Pracownicy JST też mają szanse na szczepienia w pracy
By móc ją zorganizować, pracodawca musi zebrać co najmniej 300 chętnych. W samorządach, zwłaszcza małych, może być to trudne do wykonania. Rozwiązaniem tego problemu jest współpraca między urzędami zagwarantowana np. umową cywilnoprawną
Z przedstawionych przez rząd wytycznych wynika, że szczepienia w zakładach pracy mogą organizować zarówno pojedynczy pracodawcy, jak i ich grupy (np. z jednego budynku lub strefy przemysłowej, grupy kapitałowej, podwykonawcy głównego zgłaszającego podmiotu itp.). Przy czym podstawowym wymogiem jest wykazanie, że mają odpowiednią liczbę chętnych osób, które do szczepień przystąpią. Musi być ich co najmniej 300.

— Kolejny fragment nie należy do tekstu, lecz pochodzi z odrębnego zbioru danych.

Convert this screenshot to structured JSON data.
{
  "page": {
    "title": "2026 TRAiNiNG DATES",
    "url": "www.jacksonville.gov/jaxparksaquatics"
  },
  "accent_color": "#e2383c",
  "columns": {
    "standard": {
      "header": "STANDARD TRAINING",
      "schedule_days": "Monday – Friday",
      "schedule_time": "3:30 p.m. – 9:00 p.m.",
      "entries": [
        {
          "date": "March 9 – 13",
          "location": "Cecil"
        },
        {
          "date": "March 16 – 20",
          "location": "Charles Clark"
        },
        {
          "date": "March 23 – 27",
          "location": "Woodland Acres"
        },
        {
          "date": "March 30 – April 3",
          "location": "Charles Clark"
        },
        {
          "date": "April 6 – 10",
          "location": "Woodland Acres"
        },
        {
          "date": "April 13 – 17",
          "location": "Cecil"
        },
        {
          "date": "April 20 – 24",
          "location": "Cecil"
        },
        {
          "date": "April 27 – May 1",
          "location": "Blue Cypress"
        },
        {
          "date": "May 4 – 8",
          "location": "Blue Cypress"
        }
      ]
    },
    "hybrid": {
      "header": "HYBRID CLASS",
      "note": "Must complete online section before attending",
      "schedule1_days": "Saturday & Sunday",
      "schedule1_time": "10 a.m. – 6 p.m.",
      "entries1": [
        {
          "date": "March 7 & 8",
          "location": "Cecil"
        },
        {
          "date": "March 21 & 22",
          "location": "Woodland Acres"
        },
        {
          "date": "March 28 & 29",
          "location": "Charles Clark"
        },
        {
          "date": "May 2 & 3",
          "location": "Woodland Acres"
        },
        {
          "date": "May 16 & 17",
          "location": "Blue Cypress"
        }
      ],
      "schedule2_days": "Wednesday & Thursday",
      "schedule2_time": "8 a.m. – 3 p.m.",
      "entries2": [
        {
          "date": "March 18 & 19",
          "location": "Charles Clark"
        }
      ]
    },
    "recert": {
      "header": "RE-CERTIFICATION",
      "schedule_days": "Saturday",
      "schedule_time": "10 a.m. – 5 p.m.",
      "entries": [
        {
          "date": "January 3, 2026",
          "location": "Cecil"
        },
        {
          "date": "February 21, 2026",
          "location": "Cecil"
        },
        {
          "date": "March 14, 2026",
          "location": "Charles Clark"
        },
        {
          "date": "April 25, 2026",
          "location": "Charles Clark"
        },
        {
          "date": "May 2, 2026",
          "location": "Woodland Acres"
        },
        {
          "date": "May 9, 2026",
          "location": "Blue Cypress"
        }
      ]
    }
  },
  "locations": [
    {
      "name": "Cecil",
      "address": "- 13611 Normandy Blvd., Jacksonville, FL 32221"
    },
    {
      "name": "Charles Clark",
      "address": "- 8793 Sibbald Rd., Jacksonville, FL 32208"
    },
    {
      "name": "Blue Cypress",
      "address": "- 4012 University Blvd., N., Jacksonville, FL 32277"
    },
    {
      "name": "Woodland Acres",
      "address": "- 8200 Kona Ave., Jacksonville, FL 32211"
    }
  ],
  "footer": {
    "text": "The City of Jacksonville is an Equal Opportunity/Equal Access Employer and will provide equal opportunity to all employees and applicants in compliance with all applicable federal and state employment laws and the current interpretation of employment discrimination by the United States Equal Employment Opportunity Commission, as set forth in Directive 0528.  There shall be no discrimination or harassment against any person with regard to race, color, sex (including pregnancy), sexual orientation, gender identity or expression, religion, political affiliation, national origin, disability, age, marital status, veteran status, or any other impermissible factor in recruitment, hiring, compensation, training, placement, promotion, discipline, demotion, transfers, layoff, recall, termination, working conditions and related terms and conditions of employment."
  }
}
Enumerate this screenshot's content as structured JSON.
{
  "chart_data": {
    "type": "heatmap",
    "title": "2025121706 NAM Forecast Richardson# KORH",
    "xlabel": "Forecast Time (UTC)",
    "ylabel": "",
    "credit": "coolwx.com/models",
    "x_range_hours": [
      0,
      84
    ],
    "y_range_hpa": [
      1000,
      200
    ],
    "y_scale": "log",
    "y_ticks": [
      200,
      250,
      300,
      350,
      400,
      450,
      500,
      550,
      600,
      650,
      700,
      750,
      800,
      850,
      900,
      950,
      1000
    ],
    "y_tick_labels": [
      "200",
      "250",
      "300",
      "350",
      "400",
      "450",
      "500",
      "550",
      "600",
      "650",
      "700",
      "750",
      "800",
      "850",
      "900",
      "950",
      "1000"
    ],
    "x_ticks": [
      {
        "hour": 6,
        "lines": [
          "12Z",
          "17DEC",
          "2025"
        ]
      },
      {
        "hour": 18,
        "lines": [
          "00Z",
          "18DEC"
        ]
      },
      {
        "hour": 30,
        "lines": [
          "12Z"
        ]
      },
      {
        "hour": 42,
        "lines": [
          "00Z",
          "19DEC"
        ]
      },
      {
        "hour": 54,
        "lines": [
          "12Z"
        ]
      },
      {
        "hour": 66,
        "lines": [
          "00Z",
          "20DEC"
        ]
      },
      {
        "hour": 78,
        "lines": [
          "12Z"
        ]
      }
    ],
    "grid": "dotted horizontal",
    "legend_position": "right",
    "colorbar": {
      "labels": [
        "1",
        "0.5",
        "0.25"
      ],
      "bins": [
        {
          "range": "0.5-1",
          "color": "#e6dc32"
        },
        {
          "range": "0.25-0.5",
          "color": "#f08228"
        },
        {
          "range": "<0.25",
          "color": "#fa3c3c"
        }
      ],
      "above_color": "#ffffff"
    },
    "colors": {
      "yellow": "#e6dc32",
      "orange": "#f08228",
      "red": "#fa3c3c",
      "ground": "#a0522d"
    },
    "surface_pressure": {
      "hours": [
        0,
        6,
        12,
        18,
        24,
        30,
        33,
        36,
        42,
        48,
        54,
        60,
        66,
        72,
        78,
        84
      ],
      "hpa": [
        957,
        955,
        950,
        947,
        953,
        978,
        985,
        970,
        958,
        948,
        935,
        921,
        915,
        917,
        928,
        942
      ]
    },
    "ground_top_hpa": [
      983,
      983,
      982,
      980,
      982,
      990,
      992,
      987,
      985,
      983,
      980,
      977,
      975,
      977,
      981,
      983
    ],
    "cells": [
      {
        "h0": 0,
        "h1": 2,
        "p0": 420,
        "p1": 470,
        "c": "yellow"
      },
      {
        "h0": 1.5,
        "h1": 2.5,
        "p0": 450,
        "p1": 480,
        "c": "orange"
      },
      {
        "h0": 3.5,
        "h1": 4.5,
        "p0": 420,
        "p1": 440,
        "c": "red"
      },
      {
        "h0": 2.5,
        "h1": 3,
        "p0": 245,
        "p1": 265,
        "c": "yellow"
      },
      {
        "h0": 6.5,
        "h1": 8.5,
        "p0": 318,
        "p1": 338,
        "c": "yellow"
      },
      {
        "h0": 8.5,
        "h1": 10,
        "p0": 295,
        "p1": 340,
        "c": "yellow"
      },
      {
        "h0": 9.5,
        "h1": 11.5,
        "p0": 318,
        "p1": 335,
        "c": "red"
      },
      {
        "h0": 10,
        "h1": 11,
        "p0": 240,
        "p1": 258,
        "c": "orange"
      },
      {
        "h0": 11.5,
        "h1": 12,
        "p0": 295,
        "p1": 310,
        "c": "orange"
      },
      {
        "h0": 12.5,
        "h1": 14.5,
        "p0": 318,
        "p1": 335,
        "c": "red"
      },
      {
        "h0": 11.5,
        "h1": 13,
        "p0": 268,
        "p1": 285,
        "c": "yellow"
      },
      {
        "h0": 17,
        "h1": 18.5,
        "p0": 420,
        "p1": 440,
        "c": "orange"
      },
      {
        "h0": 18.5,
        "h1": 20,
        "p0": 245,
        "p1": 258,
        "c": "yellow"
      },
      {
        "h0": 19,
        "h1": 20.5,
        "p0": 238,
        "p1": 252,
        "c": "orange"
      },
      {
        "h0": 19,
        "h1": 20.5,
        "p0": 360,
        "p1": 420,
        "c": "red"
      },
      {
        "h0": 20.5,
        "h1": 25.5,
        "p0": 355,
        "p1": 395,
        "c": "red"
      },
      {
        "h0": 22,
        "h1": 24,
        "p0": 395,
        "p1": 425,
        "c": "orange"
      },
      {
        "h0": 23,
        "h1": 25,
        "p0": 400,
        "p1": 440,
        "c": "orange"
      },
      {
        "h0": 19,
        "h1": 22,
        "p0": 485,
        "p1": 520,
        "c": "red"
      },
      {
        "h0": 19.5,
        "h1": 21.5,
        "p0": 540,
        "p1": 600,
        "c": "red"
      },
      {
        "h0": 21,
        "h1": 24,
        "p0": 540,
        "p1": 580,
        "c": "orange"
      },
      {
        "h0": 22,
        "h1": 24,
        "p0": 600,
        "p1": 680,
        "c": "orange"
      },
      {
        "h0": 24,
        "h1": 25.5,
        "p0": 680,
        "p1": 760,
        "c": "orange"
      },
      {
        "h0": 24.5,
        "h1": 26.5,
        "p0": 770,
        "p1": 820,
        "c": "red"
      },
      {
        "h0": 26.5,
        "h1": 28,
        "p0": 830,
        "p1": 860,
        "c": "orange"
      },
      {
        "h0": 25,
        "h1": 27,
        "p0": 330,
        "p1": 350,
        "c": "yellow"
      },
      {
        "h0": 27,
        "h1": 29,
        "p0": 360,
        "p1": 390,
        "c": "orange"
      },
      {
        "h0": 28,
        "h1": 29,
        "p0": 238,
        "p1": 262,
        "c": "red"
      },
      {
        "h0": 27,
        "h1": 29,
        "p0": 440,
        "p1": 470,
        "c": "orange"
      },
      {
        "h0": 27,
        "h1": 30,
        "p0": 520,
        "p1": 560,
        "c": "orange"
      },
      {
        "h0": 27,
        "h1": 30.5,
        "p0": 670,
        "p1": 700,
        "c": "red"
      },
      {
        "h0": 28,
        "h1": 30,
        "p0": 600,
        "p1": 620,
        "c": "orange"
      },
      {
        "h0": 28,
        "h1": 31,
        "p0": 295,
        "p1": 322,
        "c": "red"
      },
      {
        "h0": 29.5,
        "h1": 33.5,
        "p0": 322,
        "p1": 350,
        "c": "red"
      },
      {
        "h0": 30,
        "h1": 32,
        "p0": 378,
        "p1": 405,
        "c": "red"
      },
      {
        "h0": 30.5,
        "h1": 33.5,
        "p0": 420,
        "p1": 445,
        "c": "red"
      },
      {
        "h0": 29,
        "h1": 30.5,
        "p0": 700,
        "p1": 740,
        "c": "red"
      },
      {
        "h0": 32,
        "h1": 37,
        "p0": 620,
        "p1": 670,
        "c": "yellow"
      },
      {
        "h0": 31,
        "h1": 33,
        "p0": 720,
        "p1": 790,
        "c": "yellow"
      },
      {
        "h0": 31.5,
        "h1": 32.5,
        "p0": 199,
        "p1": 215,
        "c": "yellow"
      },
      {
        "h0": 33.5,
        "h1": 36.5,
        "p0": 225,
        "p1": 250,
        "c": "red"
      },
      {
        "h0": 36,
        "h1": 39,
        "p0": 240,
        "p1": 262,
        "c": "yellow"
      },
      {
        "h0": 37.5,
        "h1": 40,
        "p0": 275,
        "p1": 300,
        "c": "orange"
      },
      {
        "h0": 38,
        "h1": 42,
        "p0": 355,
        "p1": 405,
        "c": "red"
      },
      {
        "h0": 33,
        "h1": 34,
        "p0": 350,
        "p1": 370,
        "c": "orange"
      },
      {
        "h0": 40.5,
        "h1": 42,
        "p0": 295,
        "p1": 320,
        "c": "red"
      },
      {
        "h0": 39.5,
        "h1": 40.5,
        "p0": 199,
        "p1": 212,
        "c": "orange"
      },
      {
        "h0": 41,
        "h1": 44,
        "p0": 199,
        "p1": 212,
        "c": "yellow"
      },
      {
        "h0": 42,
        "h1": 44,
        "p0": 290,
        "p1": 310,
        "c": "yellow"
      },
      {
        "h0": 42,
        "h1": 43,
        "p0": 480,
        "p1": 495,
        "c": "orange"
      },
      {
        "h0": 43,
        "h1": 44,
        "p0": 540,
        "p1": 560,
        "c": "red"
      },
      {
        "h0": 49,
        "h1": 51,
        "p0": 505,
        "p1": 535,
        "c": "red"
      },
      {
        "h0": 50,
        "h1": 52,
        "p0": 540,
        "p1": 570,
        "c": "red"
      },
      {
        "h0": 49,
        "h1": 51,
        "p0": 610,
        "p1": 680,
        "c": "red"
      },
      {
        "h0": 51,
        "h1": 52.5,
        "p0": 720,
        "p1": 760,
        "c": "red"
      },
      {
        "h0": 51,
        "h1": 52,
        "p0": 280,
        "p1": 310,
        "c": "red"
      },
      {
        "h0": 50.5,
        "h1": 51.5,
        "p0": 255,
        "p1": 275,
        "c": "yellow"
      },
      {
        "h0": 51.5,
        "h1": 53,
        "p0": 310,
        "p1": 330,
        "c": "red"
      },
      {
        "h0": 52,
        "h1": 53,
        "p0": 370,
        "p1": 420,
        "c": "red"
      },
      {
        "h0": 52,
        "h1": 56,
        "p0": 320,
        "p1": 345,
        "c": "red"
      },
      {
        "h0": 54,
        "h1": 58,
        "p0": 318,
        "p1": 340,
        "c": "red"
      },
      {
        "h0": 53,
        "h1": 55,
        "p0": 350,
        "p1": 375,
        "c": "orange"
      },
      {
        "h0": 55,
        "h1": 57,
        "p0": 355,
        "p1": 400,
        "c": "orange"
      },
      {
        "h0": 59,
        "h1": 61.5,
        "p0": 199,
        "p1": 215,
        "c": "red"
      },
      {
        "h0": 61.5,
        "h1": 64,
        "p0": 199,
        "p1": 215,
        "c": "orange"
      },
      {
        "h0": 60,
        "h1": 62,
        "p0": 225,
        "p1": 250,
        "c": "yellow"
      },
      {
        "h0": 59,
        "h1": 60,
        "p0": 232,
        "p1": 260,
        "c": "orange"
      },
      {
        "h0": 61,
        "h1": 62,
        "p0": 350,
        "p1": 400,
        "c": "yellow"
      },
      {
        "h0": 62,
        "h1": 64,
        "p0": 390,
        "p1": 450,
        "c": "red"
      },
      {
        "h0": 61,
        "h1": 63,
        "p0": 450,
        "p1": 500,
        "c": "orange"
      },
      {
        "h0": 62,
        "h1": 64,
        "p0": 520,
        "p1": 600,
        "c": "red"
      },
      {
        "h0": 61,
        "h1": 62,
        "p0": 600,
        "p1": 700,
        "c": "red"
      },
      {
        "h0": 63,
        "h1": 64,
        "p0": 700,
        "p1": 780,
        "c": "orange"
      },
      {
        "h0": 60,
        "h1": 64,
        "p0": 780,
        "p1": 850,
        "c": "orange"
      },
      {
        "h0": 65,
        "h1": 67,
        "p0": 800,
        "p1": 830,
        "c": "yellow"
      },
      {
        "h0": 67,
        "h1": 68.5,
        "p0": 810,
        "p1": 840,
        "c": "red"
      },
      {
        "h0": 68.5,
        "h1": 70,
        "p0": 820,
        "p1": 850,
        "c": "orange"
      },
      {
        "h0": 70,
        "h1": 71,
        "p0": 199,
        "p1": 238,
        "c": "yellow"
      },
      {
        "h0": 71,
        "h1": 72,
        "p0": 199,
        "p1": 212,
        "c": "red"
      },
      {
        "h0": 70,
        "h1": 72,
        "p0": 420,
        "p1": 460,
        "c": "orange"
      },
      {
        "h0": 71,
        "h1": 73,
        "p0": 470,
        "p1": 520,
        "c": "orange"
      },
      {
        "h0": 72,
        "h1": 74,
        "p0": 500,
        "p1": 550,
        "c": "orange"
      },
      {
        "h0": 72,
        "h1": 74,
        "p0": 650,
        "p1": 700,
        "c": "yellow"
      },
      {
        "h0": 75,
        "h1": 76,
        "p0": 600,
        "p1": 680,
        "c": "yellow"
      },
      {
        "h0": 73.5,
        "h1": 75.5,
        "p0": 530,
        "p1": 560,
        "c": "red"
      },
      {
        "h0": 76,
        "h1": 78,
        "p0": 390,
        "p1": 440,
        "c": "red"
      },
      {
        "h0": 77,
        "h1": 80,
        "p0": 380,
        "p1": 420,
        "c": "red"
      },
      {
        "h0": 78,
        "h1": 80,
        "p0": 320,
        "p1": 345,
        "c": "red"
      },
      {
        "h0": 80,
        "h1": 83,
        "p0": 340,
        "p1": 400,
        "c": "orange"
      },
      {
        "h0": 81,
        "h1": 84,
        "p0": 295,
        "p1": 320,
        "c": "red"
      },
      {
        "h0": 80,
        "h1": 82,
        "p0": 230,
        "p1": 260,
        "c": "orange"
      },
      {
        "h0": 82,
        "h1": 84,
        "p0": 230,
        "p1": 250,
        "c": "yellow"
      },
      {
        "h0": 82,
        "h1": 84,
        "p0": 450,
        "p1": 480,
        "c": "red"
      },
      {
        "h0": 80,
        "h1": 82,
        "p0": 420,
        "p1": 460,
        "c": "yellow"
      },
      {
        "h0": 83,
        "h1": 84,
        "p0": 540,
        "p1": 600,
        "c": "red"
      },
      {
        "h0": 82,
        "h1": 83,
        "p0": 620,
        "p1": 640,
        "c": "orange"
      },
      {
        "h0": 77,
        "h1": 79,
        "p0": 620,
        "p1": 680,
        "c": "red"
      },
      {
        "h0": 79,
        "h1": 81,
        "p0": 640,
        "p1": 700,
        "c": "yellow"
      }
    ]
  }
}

Jak się jednak dowiadujemy, samorządy choć są zainteresowane organizowaniem dla swoich pracowników szczepień, to mają obawy, czy uda im się obejść odgórne ograniczenia. - W całym naszym urzędzie miasta pracuje mniej więcej połowa liczby osób, której wymaga rząd. I zapewne nie jesteśmy jedynym urzędem w kraju, w którym szczepienia mogą okazać się niemożliwe, nawet jeśli swój akces do nich zgłosi 100 proc. pracowników - mówi Paulina Rybczyńska, rzeczniczka prezydenta Ciechanowa. Dodaje, że miasto przeprowadza analizę zapotrzebowania na szczepienia łącznie dla chętnych pracowników magistratu oraz jednostek podległych miastu, w tym spółek miejskich. - Jeśli liczba chętnych osób będzie przekraczała 300, bezzwłocznie podejmiemy stosowne kroki. Wiemy, jak sprawnie zorganizować punkt szczepień - zapewnia.